15 de setembro de 2022 (*)

«Reenvio prejudicial — Imposto sobre o valor acrescentado (IVA) — Diretiva 2006/112/CE — Direito à dedução do IVA pago a montante — Venda de um bem imóvel entre sujeitos passivos — Vendedor objeto de um processo de insolvência — Prática nacional que consiste em recusar o direito à dedução ao comprador pelo facto de este ter ou dever ter conhecimento das dificuldades do vendedor em pagar o IVA devido a jusante — Fraude e abuso de direito — Requisitos»

No processo C-227/21,

que tem por objeto um pedido de decisão prejudicial apresentado, nos termos do artigo 267.° TFUE, pelo Lietuvos vyriausiasis administracinis teismas (Supremo Tribunal Administrativo da Lituânia), por Decisão de 31 de março de 2021, que deu entrada no Tribunal de Justiça em 9 de abril de 2021, no processo

UAB «HA.EN.»

contra

Valstybinė mokesčių inspekcija prie Lietuvos Respublikos finansų ministerijos,

O TRIBUNAL DE JUSTIÇA (Quarta Secção),

composto por: C. Lycourgos, presidente de secção, S. Rodin, J.-C. Bonichot, L. S. Rossi e O. Spineanu-Matei (relatora), juízes,

advogado-geral: J. Kokott,

secretário: A. Calot Escobar,

vistos os autos,

vistas as observações apresentadas:

–        em representação da UAB «HA.EN.», por G. Kaminskas e Z. Stuglytė, advokatai,

–        em representação do Governo lituano, por K. Dieninis e V. Kazlauskaitė-Švenčionienė, na qualidade de agentes,

–        em representação do Governo checo, por O. Serdula, M. Smolek e J. Vláčil, na qualidade de agentes,

–        em representação da Comissão Europeia, por J. Jokubauskaitė e L. Lozano Palacios, na qualidade de agentes,

ouvidas as conclusões da advogada-geral na audiência de 5 de maio de 2022,

profere o presente

Acórdão

1        O pedido de decisão prejudicial tem por objeto a interpretação da Diretiva 2006/112/CE do Conselho, de 28 de novembro de 2006, relativa ao sistema comum do imposto sobre o valor acrescentado (JO 2006, L 347, p. 1; a seguir «Diretiva IVA»).
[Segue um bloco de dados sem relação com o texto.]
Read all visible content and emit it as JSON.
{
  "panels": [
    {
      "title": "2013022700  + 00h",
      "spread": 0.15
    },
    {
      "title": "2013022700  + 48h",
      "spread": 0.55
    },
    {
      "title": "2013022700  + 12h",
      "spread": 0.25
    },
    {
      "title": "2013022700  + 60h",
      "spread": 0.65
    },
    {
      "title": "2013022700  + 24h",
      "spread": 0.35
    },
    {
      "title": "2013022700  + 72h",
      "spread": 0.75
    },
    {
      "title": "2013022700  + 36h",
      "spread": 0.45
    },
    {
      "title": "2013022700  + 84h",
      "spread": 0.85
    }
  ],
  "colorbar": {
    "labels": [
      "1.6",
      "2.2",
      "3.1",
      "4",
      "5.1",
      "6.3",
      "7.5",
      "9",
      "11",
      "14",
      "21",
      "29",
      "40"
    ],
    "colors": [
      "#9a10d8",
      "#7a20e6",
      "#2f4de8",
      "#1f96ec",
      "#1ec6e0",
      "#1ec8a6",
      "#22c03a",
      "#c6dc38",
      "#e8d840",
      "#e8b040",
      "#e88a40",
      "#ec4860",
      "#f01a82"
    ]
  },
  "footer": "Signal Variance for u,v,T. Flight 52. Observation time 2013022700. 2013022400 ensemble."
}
2        Este pedido foi apresentado no âmbito de um litígio que opõe a UAB «HA.EN.» à Valstybinė mokesčių inspekcija prie Lietuvos Respublikos finansų ministerijos (Direção Nacional dos Impostos junto do Ministério das Finanças da República da Lituânia, a seguir «Administração Fiscal»), a respeito da recusa do direito à dedução do imposto sobre o valor acrescentado (IVA) em razão de um pretenso abuso de direito cometido pela HA.EN.

 Quadro jurídico

 Direito da União

3        Os considerandos 7 e 42 da Diretiva IVA têm a seguinte redação:

«(7)      O sistema comum do IVA deverá, ainda que as taxas e isenções não sejam completamente harmonizadas, conduzir a uma neutralidade concorrencial, no sentido de que, no território de cada Estado-Membro, os bens e os serviços do mesmo tipo estejam sujeitos à mesma carga fiscal, independentemente da extensão do circuito de produção e de distribuição.

[...]

(42)      Em determinados casos específicos, os Estados-Membros deverão poder designar o destinatário das entregas de bens ou das prestações de serviços como sendo o devedor do imposto. Esta medida permitir-lhes-á simplificar as regras e lutar contra a evasão e elisão fiscais verificadas em determinados setores ou em certos tipos de operações.»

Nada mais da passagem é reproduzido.